The Clinical Phenotype of Becker Muscular Dystrophy.
Becker muscular dystrophy (BMD) is also due to mutations in the dystrophin gene, but the BMD alleles produce a much milder phenotype. Patients are said to have BMD if they are still walking at the age of 16 years. There is significant variability in the progression of the disease, and some patients remain ambulatory for many years. In general, patients with BMD carry mutated alleles that maintain the reading frame of the protein and thus express some dystrophin, albeit often an altered product at reduced levels. Dystrophin is generally demonstrable in the muscle of patients with BMD (Fig. 12-17). In contrast, patients with DMD have little or no detectable dystrophin.
The Genetics of Duchenne Muscular Dystrophy and Becker Muscular Dystrophy
Inheritance.
DMD has an incidence of approximately 1 in 3300 live male births, with a calculated mutation rate of 10−4, an order of magnitude higher than the rate observed in genes involved in most other genetic diseases (see Chapter 4). In fact, given a production of approximately 8 × 107 sperm per day, a normal male produces a sperm with a new mutation in the DMD gene every 10 to 11 seconds! In Chapter 7, DMD was presented as a typical X-linked recessive disorder that is lethal in males, so that one third of cases are predicted to be due to new mutations and two thirds of patients have carrier mothers (see also Chapter 16). The great majority of carrier females have no clinical manifestations, although approximately 70% have slightly elevated levels of serum creatine kinase. In accordance with random inactivation of the X chromosome (see Chapter 6), however, the X chromosome carrying the normal DMD allele appears to be inactivated above a critical threshold of cells in some female heterozygotes. Nearly 20% of adult female carriers have some muscle weakness, whereas in 8%, life-threatening cardiomyopathy and serious proximal muscle disability occur. In rare instances, females have been described with DMD. Some have X;autosome translocations (see Chapter 6), whereas others have only one X chromosome (Turner syndrome) with a DMD mutation on that chromosome.
BMD accounts for approximately 15% of the mutations at the locus. An important genetic distinction between these allelic phenotypes is that whereas DMD is a genetic lethal, the reproductive fitness of males with BMD is high (up to approximately 70% of normal), so that they can transmit the mutant gene to their daughters. Consequently, and in contrast to DMD, a high proportion of BMD cases are inherited, and relatively few (only approximately 10%) represent new mutations.
The DMD Gene and Its Product.
The most remarkable feature of the DMD gene is its size, estimated to be 2300 kb, or 1.5% of the entire X chromosome. This huge gene is among the largest known in any species, by an order of magnitude. The high mutation rate can be at least partly explained by the fact that the locus is a large target for mutation but, as described later, it is also structurally prone to deletion and duplication.

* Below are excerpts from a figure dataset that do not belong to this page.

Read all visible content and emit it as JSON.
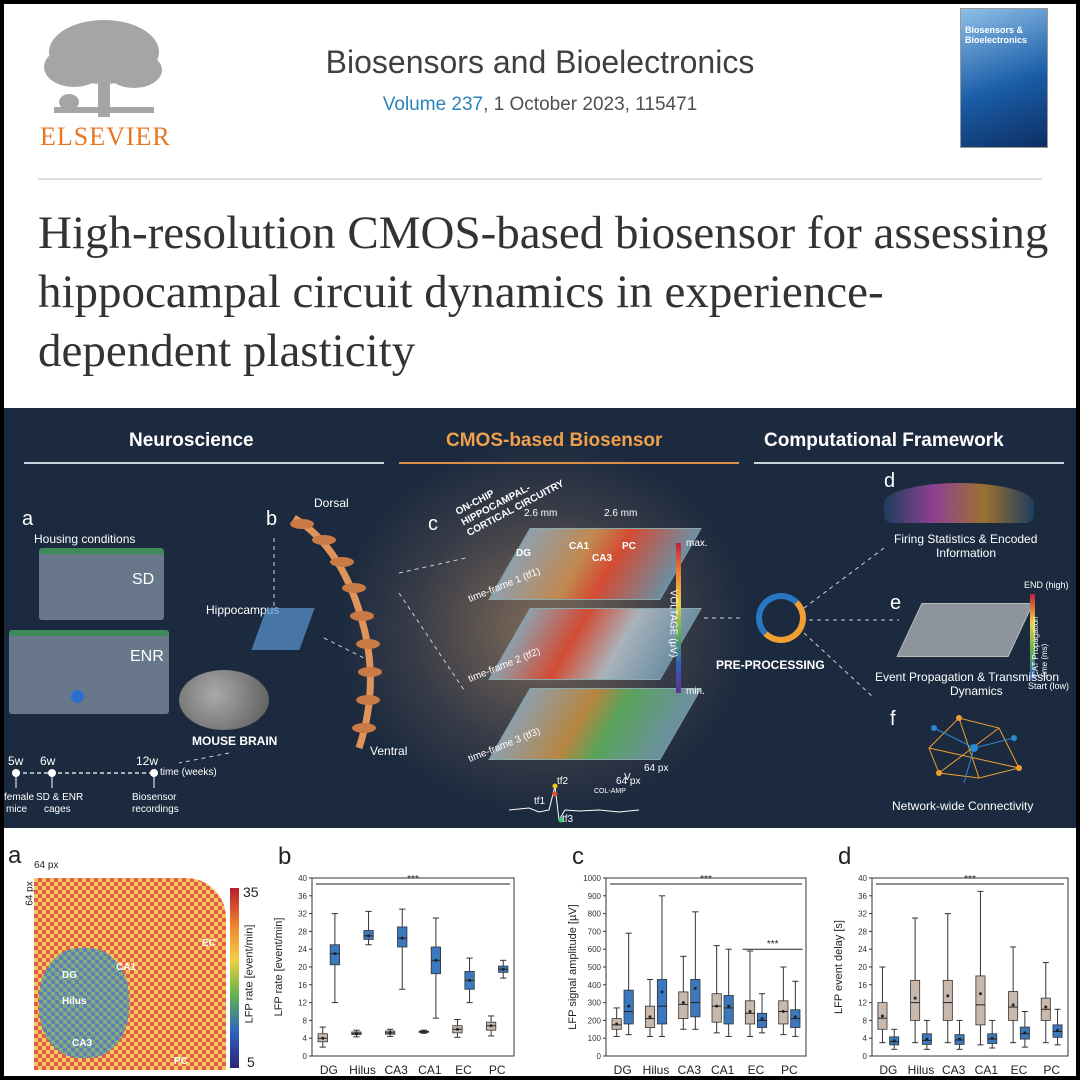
{
  "header": {
    "publisher": "ELSEVIER",
    "journal": "Biosensors and Bioelectronics",
    "volume_label": "Volume 237",
    "volume_rest": ", 1 October 2023, 115471",
    "cover_title": "Biosensors & Bioelectronics"
  },
  "article_title": "High-resolution CMOS-based biosensor for assessing hippocampal circuit dynamics in experience-dependent plasticity",
  "graphical_abstract": {
    "sections": [
      "Neuroscience",
      "CMOS-based Biosensor",
      "Computational Framework"
    ],
    "panel_letters": {
      "a": "a",
      "b": "b",
      "c": "c",
      "d": "d",
      "e": "e",
      "f": "f"
    },
    "housing_conditions": "Housing conditions",
    "sd": "SD",
    "enr": "ENR",
    "hippocampus": "Hippocampus",
    "mouse_brain": "MOUSE BRAIN",
    "dorsal": "Dorsal",
    "ventral": "Ventral",
    "timeline": {
      "t1": "5w",
      "t1_label_a": "female",
      "t1_label_b": "mice",
      "t2": "6w",
      "t2_label_a": "SD & ENR",
      "t2_label_b": "cages",
      "t3": "12w",
      "t3_label": "time (weeks)",
      "t3_label_a": "Biosensor",
      "t3_label_b": "recordings"
    },
    "on_chip": "ON-CHIP HIPPOCAMPAL-CORTICAL CIRCUITRY",
    "dim_a": "2.6 mm",
    "dim_b": "2.6 mm",
    "frames": [
      "time-frame 1 (tf1)",
      "time-frame 2 (tf2)",
      "time-frame 3 (tf3)"
    ],
    "regions": [
      "DG",
      "CA1",
      "CA3",
      "PC"
    ],
    "voltage_max": "max.",
    "voltage_min": "min.",
    "voltage_label": "VOLTAGE (μV)",
    "px_a": "64 px",
    "px_b": "64 px",
    "tf1": "tf1",
    "tf2": "tf2",
    "tf3": "tf3",
    "col_amp": "COL-AMP",
    "vout": "V",
    "pre_processing": "PRE-PROCESSING",
    "d_caption_a": "Firing Statistics & Encoded",
    "d_caption_b": "Information",
    "e_caption_a": "Event Propagation & Transmission",
    "e_caption_b": "Dynamics",
    "e_end": "END (high)",
    "e_start": "Start (low)",
    "e_scale": "CAT Propagation time (ms)",
    "f_caption": "Network-wide Connectivity"
  },
  "chart_a": {
    "letter": "a",
    "px_x": "64 px",
    "px_y": "64 px",
    "colorbar_label": "LFP rate [event/min]",
    "colorbar_max": "35",
    "colorbar_min": "5",
    "regions": [
      "DG",
      "Hilus",
      "CA1",
      "CA3",
      "EC",
      "PC"
    ]
  },
  "chart_data": [
    {
      "type": "box",
      "letter": "b",
      "ylabel": "LFP rate [event/min]",
      "ylim": [
        0,
        40
      ],
      "yticks": [
        0,
        4,
        8,
        12,
        16,
        20,
        24,
        28,
        32,
        36,
        40
      ],
      "categories": [
        "DG",
        "Hilus",
        "CA3",
        "CA1",
        "EC",
        "PC"
      ],
      "significance": "***",
      "series": [
        {
          "color": "#c9b8ac",
          "boxes": [
            {
              "min": 2,
              "q1": 3.2,
              "median": 4,
              "q3": 5,
              "max": 6.5,
              "mean": 4
            },
            {
              "min": 4.3,
              "q1": 4.8,
              "median": 5.1,
              "q3": 5.4,
              "max": 5.8,
              "mean": 5
            },
            {
              "min": 4.4,
              "q1": 4.9,
              "median": 5.2,
              "q3": 5.6,
              "max": 6,
              "mean": 5.2
            },
            {
              "min": 5.1,
              "q1": 5.3,
              "median": 5.4,
              "q3": 5.6,
              "max": 5.8,
              "mean": 5.4
            },
            {
              "min": 4.2,
              "q1": 5.2,
              "median": 6,
              "q3": 6.8,
              "max": 8.2,
              "mean": 6
            },
            {
              "min": 4.5,
              "q1": 5.8,
              "median": 6.8,
              "q3": 7.6,
              "max": 9,
              "mean": 6.8
            }
          ]
        },
        {
          "color": "#3b78bd",
          "boxes": [
            {
              "min": 12,
              "q1": 20.5,
              "median": 23,
              "q3": 25,
              "max": 32,
              "mean": 23
            },
            {
              "min": 25,
              "q1": 26.2,
              "median": 27,
              "q3": 28.2,
              "max": 32.5,
              "mean": 27
            },
            {
              "min": 15,
              "q1": 24.5,
              "median": 26.5,
              "q3": 29,
              "max": 33,
              "mean": 26.5
            },
            {
              "min": 8.5,
              "q1": 18.5,
              "median": 21.5,
              "q3": 24.5,
              "max": 31,
              "mean": 21.5
            },
            {
              "min": 12,
              "q1": 15,
              "median": 17,
              "q3": 19,
              "max": 22,
              "mean": 17
            },
            {
              "min": 17.5,
              "q1": 18.8,
              "median": 19.5,
              "q3": 20.2,
              "max": 21.5,
              "mean": 19.5
            }
          ]
        }
      ]
    },
    {
      "type": "box",
      "letter": "c",
      "ylabel": "LFP signal amplitude [µV]",
      "ylim": [
        0,
        1000
      ],
      "yticks": [
        0,
        100,
        200,
        300,
        400,
        500,
        600,
        700,
        800,
        900,
        1000
      ],
      "categories": [
        "DG",
        "Hilus",
        "CA3",
        "CA1",
        "EC",
        "PC"
      ],
      "significance": "***",
      "significance_2": "***",
      "series": [
        {
          "color": "#c9b8ac",
          "boxes": [
            {
              "min": 110,
              "q1": 150,
              "median": 175,
              "q3": 210,
              "max": 270,
              "mean": 180
            },
            {
              "min": 110,
              "q1": 160,
              "median": 210,
              "q3": 280,
              "max": 430,
              "mean": 220
            },
            {
              "min": 150,
              "q1": 210,
              "median": 290,
              "q3": 360,
              "max": 560,
              "mean": 300
            },
            {
              "min": 130,
              "q1": 190,
              "median": 280,
              "q3": 350,
              "max": 620,
              "mean": 280
            },
            {
              "min": 110,
              "q1": 180,
              "median": 240,
              "q3": 310,
              "max": 590,
              "mean": 250
            },
            {
              "min": 120,
              "q1": 180,
              "median": 250,
              "q3": 310,
              "max": 500,
              "mean": 250
            }
          ]
        },
        {
          "color": "#3b78bd",
          "boxes": [
            {
              "min": 120,
              "q1": 180,
              "median": 250,
              "q3": 370,
              "max": 690,
              "mean": 280
            },
            {
              "min": 110,
              "q1": 180,
              "median": 280,
              "q3": 430,
              "max": 900,
              "mean": 360
            },
            {
              "min": 150,
              "q1": 220,
              "median": 300,
              "q3": 430,
              "max": 810,
              "mean": 380
            },
            {
              "min": 110,
              "q1": 180,
              "median": 270,
              "q3": 340,
              "max": 600,
              "mean": 280
            },
            {
              "min": 130,
              "q1": 160,
              "median": 200,
              "q3": 240,
              "max": 350,
              "mean": 210
            },
            {
              "min": 110,
              "q1": 160,
              "median": 210,
              "q3": 260,
              "max": 420,
              "mean": 220
            }
          ]
        }
      ]
    },
    {
      "type": "box",
      "letter": "d",
      "ylabel": "LFP event delay [s]",
      "ylim": [
        0,
        40
      ],
      "yticks": [
        0,
        4,
        8,
        12,
        16,
        20,
        24,
        28,
        32,
        36,
        40
      ],
      "categories": [
        "DG",
        "Hilus",
        "CA3",
        "CA1",
        "EC",
        "PC"
      ],
      "significance": "***",
      "series": [
        {
          "color": "#c9b8ac",
          "boxes": [
            {
              "min": 3,
              "q1": 6,
              "median": 8.5,
              "q3": 12,
              "max": 20,
              "mean": 9
            },
            {
              "min": 3,
              "q1": 8,
              "median": 12,
              "q3": 17,
              "max": 31,
              "mean": 13
            },
            {
              "min": 3,
              "q1": 8,
              "median": 12,
              "q3": 17,
              "max": 32,
              "mean": 13.5
            },
            {
              "min": 2.5,
              "q1": 7,
              "median": 11.5,
              "q3": 18,
              "max": 37,
              "mean": 14
            },
            {
              "min": 3,
              "q1": 8,
              "median": 11,
              "q3": 14.5,
              "max": 24.5,
              "mean": 11.5
            },
            {
              "min": 3,
              "q1": 8,
              "median": 10.5,
              "q3": 13,
              "max": 21,
              "mean": 11
            }
          ]
        },
        {
          "color": "#3b78bd",
          "boxes": [
            {
              "min": 1.5,
              "q1": 2.5,
              "median": 3.2,
              "q3": 4.3,
              "max": 6,
              "mean": 3.4
            },
            {
              "min": 1.5,
              "q1": 2.6,
              "median": 3.5,
              "q3": 5,
              "max": 8,
              "mean": 3.8
            },
            {
              "min": 1.5,
              "q1": 2.6,
              "median": 3.6,
              "q3": 4.8,
              "max": 8,
              "mean": 3.8
            },
            {
              "min": 1.8,
              "q1": 2.8,
              "median": 3.8,
              "q3": 5,
              "max": 8,
              "mean": 4
            },
            {
              "min": 2,
              "q1": 3.8,
              "median": 5,
              "q3": 6.5,
              "max": 10,
              "mean": 5.2
            },
            {
              "min": 2.5,
              "q1": 4.2,
              "median": 5.5,
              "q3": 7,
              "max": 10.5,
              "mean": 5.8
            }
          ]
        }
      ]
    }
  ]
}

The DMD gene is complex, with 79 exons and seven tissue-specific promoters. In muscle, the large (14-kb) dystrophin transcript encodes a huge 427-kD protein (Fig. 12-18). In accordance with the clinical phenotype, the protein is most abundant in skeletal and cardiac muscle, although many tissues express at least one dystrophin isoform.
The Molecular and Physiological Defects in Becker Muscular Dystrophy and Duchenne Muscular Dystrophy.
The most common molecular defects in patients with DMD are deletions (60% of alleles) (see Figs. 12-18 and 12-19), which are not randomly distributed. Rather, they are clustered in either the 5′ half of the gene or in a central region that encompasses an apparent deletion hot spot (see Fig. 12-18). The mechanism of deletion in the central region is unknown, but it appears to involve the tertiary structure of the genome and, in some cases, recombination between Alu repeat sequences (see Chapter 2) in large central introns. Point mutations account for approximately one third of the alleles and are randomly distributed throughout the gene.
The absence of dystrophin in DMD destabilizes the myofiber membrane, increasing its fragility and allowing increased Ca++ entry into the cell, with subsequent activation of inflammatory and degenerative pathways. In addition, the chronic degeneration of myofibers eventually exhausts the pool of myogenic stem cells that are normally activated to regenerate muscle. This reduced regenerative capacity eventually leads to the replacement of muscle with fat and fibrotic tissue.
The Dystrophin Glycoprotein Complex (DGC).
Dystrophin is a structural protein that anchors the DGC at the cell membrane. The DGC is a veritable constellation of polypeptides associated with a dozen genetically distinct muscular dystrophies (Fig. 12-20). This complex serves several major functions. First, it is thought to be essential for the maintenance of muscle membrane integrity, by linking the actin cytoskeleton to the extracellular matrix. Second, it is required to position the proteins in the complex at the sarcolemma. Although the function of many of the proteins in the complex is unknown, their association with diseases of muscle indicates that they are essential components of the complex. Mutations in several of these proteins cause autosomal recessive limb girdle muscular dystrophies and other congenital muscular dystrophies (Fig. 12-20).